AI for job hunting
Innovation

AI for job hunting

For most of my career, LinkedIn has been the default interface between me and potential employers. The problem is that platforms like LinkedIn have to cater to the average user. To work at scale, they optimise for the broad middle of the market.

The result is the software equivalent of plain vanilla ice cream: basic and boring. As someone with senior leadership experience, the vast majority of junior and mid-level roles are simply not relevant to me. Yet LinkedIn keeps recommending them anyway. That's the cost of serving the average. Some features are also poorly designed, for example when you set up a job alert, you get one email per alert resulting in a lot of emails with little signal and a lot of noise.

On top of that, they've added features to help with monetisation that distract from their original purpose of professional networking. A quick scan of my landing page shows feed content better suited to Facebook, ads everywhere, sponsored direct messages, and random weirdness ("Today's puzzle, solve in 60 seconds or less!").

It's hard to believe this is the primary job searching tool in 2026.

The idea

I'm searching for a needle in a haystack, so I needed something far more surgical. I wanted to see if I could use AI to do a better job. If I could reliably collect all open roles from the companies I'm interested in, I could let AI do the tedious work of filtering and prioritising.

I wanted to use my Personal Assistant to maintain the list of companies and check their job pages directly. I wanted to interact with the system via Claude Code (through my Personal Assistant MCP) and a web interface to trigger checks or filter results.

The entire system took about a day and a half to build.

How it works

The system is built around three core models:

  • Company, the companies I want to monitor (currently 127), including auto-detection of which Applicant Tracking System they use
  • My preferences, titles, keywords, locations, and exclusions. The ranking of preferences is taken into account when scoring jobs for best fit
  • JobListing, every discovered role with a relevance score and status

At the click of a button, the system directly checks all monitored companies and retrieves their published job openings.

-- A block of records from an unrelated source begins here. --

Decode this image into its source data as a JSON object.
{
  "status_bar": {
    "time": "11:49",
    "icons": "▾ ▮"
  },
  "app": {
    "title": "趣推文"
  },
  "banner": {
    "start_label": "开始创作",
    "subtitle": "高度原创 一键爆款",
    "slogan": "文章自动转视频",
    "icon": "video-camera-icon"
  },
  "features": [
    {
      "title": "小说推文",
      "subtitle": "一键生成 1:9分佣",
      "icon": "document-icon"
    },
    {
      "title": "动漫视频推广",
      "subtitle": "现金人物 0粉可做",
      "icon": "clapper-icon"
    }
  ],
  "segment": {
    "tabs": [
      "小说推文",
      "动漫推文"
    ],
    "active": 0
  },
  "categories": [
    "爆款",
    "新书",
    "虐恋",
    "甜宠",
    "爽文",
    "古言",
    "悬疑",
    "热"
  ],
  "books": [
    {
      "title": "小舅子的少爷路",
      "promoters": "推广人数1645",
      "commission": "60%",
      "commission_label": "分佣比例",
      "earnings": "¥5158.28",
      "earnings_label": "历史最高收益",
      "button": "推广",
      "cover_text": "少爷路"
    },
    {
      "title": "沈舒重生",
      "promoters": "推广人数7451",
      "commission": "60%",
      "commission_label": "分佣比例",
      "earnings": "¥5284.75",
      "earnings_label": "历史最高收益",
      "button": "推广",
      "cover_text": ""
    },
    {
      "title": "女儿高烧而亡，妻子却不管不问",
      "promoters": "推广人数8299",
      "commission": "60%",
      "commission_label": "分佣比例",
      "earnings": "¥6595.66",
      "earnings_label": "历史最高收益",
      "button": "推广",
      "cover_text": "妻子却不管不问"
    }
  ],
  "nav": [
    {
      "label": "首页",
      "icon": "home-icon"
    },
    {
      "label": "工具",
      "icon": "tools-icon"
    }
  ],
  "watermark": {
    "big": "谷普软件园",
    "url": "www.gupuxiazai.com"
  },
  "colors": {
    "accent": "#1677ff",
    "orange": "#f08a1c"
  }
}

Every job gets a score from 0 to 100 based on how well it matches my preferences.

Job tracker showing companies and their open positions

The top 10 scoring jobs are displayed on my Personal Assistant dashboard, and I have a dedicated jobs page where I can see jobs per company with their individual scores. For power use, everything is also exposed via MCP tools so I can manage companies, trigger checks, inspect listings, and update statuses directly from Claude CLI.

The numbers so far:

  • 123 companies tracked (Dublin-focused tech)
  • 3,673 jobs discovered
  • 1,959 new jobs this week alone

The bigger point

This system has already surfaced jobs I wouldn't have previously seen, and some I wouldn't have previously considered but on closer inspection are actually pretty interesting.

But what makes this really interesting is not that it's better for me. It's that building bespoke software like this is now trivial compared to even a few years ago. When personalised tools can be created in days, broad vanilla platforms start to feel useless.

What happens when AI collapses workflows that used to require platforms, marketplaces, and intermediaries? LinkedIn's value historically was tied to aggregation, discovery, and filtering. Those are now solvable problems at the individual level.

This is just one small example, but I suspect it won't be the last.